Like Collins, other students are eager to “do the work of the Kingdom,” said Hendrick, who expressed his own excitement at being able to feed the God-given passion these students have.
Summer missionary Moriah Hendrick is deployed in South St. Louis, where she is working at a refugee resettlement center, providing childcare and English as a Second Language classes. She expressed her gratitude that, through their giving to the Cooperative Program and the Missouri Missions Offering, Missouri Baptists have provided an avenue for young people to go on mission for the summer.
Moriah and her peers began their journey as summer missionaries in early June on the campus of Hannibal-LaGrange University, where they received training.
The training week, she said, “was just a consistent reminder of our responsibility to fulfill the Great Commission, and to step out in faith and to act on the things that God is calling us to do.”
The training week emphasized the need to think, not like “consumer Christians,” but like true followers of Christ assigned to a day-to-day, lifelong missionary task. The summer missionaries also learned how to show Christlike compassion to people who—for cultural reasons or simply because they have never accepted the gospel message—act and think differently than they do.

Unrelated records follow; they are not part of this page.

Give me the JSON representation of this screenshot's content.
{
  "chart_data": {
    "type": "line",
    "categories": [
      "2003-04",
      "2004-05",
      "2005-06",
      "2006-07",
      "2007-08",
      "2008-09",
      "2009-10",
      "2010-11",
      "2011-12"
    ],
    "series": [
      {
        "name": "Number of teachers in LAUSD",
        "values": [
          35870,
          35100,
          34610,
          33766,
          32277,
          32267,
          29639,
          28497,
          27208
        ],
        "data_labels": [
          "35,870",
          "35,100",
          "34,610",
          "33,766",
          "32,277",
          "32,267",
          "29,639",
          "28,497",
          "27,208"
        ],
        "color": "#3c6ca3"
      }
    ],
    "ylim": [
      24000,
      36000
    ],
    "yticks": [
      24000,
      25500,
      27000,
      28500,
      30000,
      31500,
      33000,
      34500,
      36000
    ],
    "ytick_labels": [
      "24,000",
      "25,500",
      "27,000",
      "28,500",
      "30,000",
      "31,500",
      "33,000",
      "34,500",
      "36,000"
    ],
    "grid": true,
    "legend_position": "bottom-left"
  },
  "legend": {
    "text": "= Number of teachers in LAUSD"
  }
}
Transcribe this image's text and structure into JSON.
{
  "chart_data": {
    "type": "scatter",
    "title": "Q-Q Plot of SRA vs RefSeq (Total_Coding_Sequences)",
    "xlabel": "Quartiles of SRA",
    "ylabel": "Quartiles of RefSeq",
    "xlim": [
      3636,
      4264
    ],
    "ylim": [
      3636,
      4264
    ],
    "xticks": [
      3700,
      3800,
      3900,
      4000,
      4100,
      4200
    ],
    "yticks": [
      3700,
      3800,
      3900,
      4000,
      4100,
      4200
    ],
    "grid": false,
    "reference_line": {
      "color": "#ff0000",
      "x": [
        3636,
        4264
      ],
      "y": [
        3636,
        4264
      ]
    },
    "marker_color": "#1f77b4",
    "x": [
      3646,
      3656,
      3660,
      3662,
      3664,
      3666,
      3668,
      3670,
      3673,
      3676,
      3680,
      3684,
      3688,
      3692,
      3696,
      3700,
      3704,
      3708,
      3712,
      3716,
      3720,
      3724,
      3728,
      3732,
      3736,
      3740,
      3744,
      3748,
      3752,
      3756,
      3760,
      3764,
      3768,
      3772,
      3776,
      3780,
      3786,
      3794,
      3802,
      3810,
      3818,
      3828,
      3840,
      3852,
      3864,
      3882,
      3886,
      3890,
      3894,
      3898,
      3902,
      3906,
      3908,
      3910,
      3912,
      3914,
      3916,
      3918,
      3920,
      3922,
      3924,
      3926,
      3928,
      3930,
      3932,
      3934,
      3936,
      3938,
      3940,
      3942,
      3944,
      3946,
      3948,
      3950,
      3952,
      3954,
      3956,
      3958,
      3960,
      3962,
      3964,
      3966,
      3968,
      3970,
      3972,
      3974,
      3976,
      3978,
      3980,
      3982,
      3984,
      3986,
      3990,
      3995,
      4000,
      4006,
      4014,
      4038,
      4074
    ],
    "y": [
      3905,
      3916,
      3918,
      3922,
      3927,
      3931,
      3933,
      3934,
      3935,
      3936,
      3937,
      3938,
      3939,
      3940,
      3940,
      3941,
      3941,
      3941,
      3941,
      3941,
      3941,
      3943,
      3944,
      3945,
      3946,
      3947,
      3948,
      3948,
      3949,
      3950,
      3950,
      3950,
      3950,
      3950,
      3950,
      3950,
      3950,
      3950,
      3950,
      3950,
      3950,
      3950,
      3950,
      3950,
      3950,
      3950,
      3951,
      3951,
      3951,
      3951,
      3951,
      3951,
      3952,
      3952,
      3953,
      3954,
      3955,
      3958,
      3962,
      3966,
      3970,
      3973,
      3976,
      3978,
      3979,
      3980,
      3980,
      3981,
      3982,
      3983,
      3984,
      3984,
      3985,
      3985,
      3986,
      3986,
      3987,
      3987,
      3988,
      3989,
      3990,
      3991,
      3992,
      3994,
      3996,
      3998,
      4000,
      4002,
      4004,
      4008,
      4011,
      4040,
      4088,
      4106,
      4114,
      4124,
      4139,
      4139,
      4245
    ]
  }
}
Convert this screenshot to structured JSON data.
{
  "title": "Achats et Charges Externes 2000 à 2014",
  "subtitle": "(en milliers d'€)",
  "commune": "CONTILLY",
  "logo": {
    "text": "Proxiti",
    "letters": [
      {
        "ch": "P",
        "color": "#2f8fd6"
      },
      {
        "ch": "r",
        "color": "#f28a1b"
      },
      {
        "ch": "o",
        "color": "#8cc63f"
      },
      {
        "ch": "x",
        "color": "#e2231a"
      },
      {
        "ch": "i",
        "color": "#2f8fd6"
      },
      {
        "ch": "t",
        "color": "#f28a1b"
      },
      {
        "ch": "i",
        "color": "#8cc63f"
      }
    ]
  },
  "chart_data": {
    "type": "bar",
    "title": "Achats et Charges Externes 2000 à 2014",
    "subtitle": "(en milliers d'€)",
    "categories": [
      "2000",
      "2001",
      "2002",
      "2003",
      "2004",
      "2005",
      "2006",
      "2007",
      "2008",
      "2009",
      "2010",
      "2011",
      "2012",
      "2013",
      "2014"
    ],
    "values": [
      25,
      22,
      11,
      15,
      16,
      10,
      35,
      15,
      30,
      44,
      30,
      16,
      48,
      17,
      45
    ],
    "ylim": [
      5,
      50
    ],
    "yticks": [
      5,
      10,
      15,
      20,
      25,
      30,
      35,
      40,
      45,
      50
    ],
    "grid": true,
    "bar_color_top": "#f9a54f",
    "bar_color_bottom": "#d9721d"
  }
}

The MBC’s David Hendrick said the training week is not the only aspect of the summer missionary program that focuses on developing students into young Christian leaders. In addition, students are connected to a mentor who encourages them and helps them grow as disciples and as disciple-makers.
None of this, however, is possible without Missouri Baptists’ generous giving through the Cooperative Program and—insofar as this ministry is concerned—through the Missouri Missions Offering.
The Cooperative Program (CP) is the funding process Southern Baptists have used since 1925 to support missions and evangelism at the state, national, and international levels. Through CP, the mission of one church is extended to ministries that reach the lost, hungry, and hurting.
The Missouri Missions Offering (MMO) is the annual state missions offering that directly supports nearly 20 missions projects in Missouri, like summer missions.
“This ministry happens because of that,” Hendrick said, adding that Missouri Baptists have every reason to be proud of the students and of the missionary program that they’re supporting through these offerings.